We report a unique case of transient profound neurologic deficit in an elderly patient. To our knowledge, this is the first reported case of analgesic infusate and epidural cerebrospinal fluid causing clinically significant spinal cord compression.
Complications of epidural anesthesia include but are not limited to back pain, postdural puncture headache, infection, intravascular injection, inadvertent subdural or intrathecal injection resulting in high neuraxial blockade, arachnoiditis, epidural hematoma, anterior spinal artery thrombosis, and transient or persistent neurologic injury.1–3With regard to neurologic injury, spinal cord damage may result from direct needle trauma, epidural hematoma formation, epidural abscess, arachnoiditis, or compromised vascular supply (e.g. , injury or spasm of the spinal arteries).3We believe the etiology of our observation was multifactorial. Specifically, dural puncture likely caused extravasation of cerebrospinal fluid into the epidural space. More importantly, the epidural infusate continuously added further volume to this expanding mass, which was particularly problematic because of the advanced age of the patient and severe kyphosis.
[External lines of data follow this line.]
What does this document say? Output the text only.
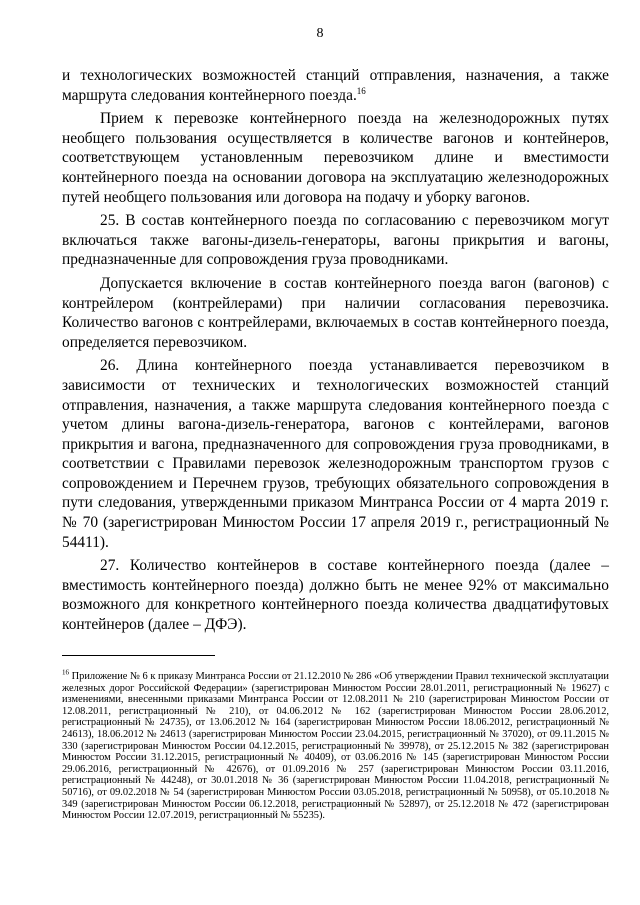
8

и технологических возможностей станций отправления, назначения, а также маршрута следования контейнерного поезда.$^{16}$

Прием к перевозке контейнерного поезда на железнодорожных путях необщего пользования осуществляется в количестве вагонов и контейнеров, соответствующем установленным перевозчиком длине и вместимости контейнерного поезда на основании договора на эксплуатацию железнодорожных путей необщего пользования или договора на подачу и уборку вагонов.

25. В состав контейнерного поезда по согласованию с перевозчиком могут включаться также вагоны-дизель-генераторы, вагоны прикрытия и вагоны, предназначенные для сопровождения груза проводниками.

Допускается включение в состав контейнерного поезда вагон (вагонов) с контрейлером (контрейлерами) при наличии согласования перевозчика. Количество вагонов с контрейлерами, включаемых в состав контейнерного поезда, определяется перевозчиком.

26. Длина контейнерного поезда устанавливается перевозчиком в зависимости от технических и технологических возможностей станций отправления, назначения, а также маршрута следования контейнерного поезда с учетом длины вагона-дизель-генератора, вагонов с контейлерами, вагонов прикрытия и вагона, предназначенного для сопровождения груза проводниками, в соответствии с Правилами перевозок железнодорожным транспортом грузов с сопровождением и Перечнем грузов, требующих обязательного сопровождения в пути следования, утвержденными приказом Минтранса России от 4 марта 2019 г. № 70 (зарегистрирован Минюстом России 17 апреля 2019 г., регистрационный № 54411).

27. Количество контейнеров в составе контейнерного поезда (далее – вместимость контейнерного поезда) должно быть не менее 92% от максимально возможного для конкретного контейнерного поезда количества двадцатифутовых контейнеров (далее – ДФЭ).

$^{16}$ Приложение № 6 к приказу Минтранса России от 21.12.2010 № 286 «Об утверждении Правил технической эксплуатации железных дорог Российской Федерации» (зарегистрирован Минюстом России 28.01.2011, регистрационный № 19627) с изменениями, внесенными приказами Минтранса России от 12.08.2011 № 210 (зарегистрирован Минюстом России от 12.08.2011, регистрационный № 210), от 04.06.2012 № 162 (зарегистрирован Минюстом России 28.06.2012, регистрационный № 24735), от 13.06.2012 № 164 (зарегистрирован Минюстом России 18.06.2012, регистрационный № 24613), 18.06.2012 № 24613 (зарегистрирован Минюстом России 23.04.2015, регистрационный № 37020), от 09.11.2015 № 330 (зарегистрирован Минюстом России 04.12.2015, регистрационный № 39978), от 25.12.2015 № 382 (зарегистрирован Минюстом России 31.12.2015, регистрационный № 40409), от 03.06.2016 № 145 (зарегистрирован Минюстом России 29.06.2016, регистрационный № 42676), от 01.09.2016 № 257 (зарегистрирован Минюстом России 03.11.2016, регистрационный № 44248), от 30.01.2018 № 36 (зарегистрирован Минюстом России 11.04.2018, регистрационный № 50716), от 09.02.2018 № 54 (зарегистрирован Минюстом России 03.05.2018, регистрационный № 50958), от 05.10.2018 № 349 (зарегистрирован Минюстом России 06.12.2018, регистрационный № 52897), от 25.12.2018 № 472 (зарегистрирован Минюстом России 12.07.2019, регистрационный № 55235).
In the setting of normal neuraxial anatomy, epidural fluid is readily redistributed longitudinally along the craniocaudal axis, laterally towards the paravertebral region, or anteriorly.4In elderly patients or patients with abnormal anatomy (i.e. , severe kyphosis), dispersion of the fluid longitudinally and laterally may be limited, thereby resulting in anterior dispersion (i.e. , the pathway offering minimal tissue resistance).4In our patient, this resulted in mass effect and spinal cord compression. Motor deficit without sensory deficit likely resulted from disruption of anterior horn cells as the spinal cord was compressed against the thoracic vertebral bodies.
When faced with new onset neurologic deficits in patients receiving epidural analgesia, a neuraxial mass must be expeditiously excluded from the differential diagnosis. In addition to making a prompt diagnosis, it has been suggested that surgical decompression should be performed within 8 h of neurologic deficit onset for complete recovery to occur.5
In summary, we report a unique case of transient profound neurologic deficit resulting from accumulation of epidural analgesic infusate and epidural cerebral spinal fluid. In our case, we observed early recognition of the epidural mass and discontinuation of the epidural infusion circumvented surgical intervention yet resulted in complete resolution of the profound deficit.